I am the fiery Saturnalia
the blacksmith spark, rising
then extinguished, spent.

I am the otherworld
beyond the black perimeter
of the sheltering blaze.

I am the chiselled gravestone
of the old year in repose
and the muttered obsequies.

I am Janus, churlish sentry
clinging to yesterday
wary of tomorrow.

III

I am the child yet unfathered
the page from a book
you read once, forgot

but must surely read again.

Julian Beach, 2016
https://julianbeachwriting.wordpress.com/2016/07/06/lux-brumalis/

Wednesday, December 27, 2017

Christmas 2017

Jonas discovers the wonder of Christmas

2017 was a year of ups and downs and saves.
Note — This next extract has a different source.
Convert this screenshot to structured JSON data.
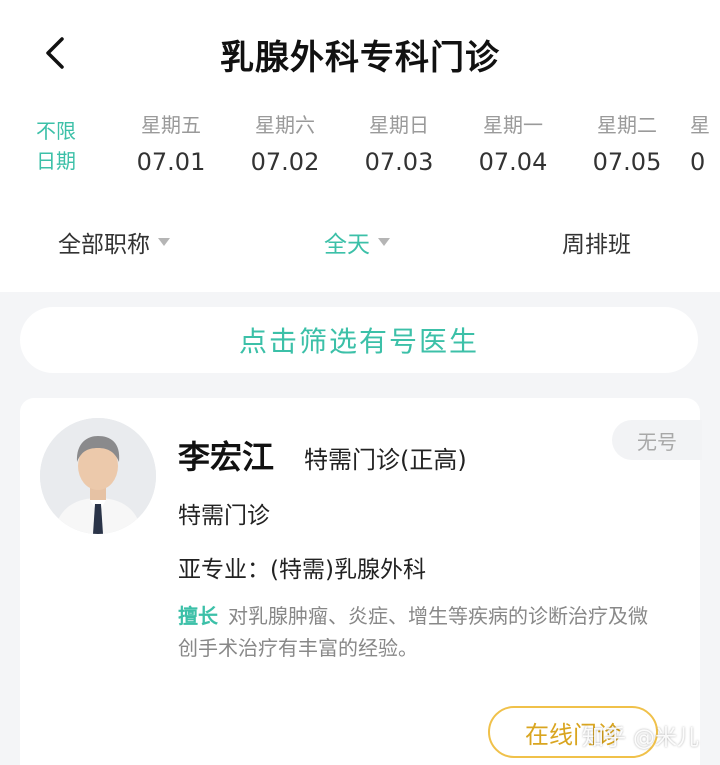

Not very many ups, but the downs and saves were enough to let us crawl into 2018 later this week.

A down was not seeing our grandchildren in Hingham, Massachusetts at all in 2017. Trips were called off or cancelled for a variety of health reasons. The save is that those health issues seem to be resolved.

An unreserved up is spending time with our grandchildren in the Kent seaside town of Margate. We spent Christmas and Boxing Day with them. I made Bob get out of bed at 6:30 a.m. in our bed-and-breakfast hotel to travel the few blocks to see Jonas's 2 year old face when he first discovered what it is Santa Claus does overnight whilst children are asleep in their beds dreaming of sugarplums. I think this photo was worth the early rise. His sister Dervla is only 1 year old, so she slept in this year. Next year will be her moment of wonder.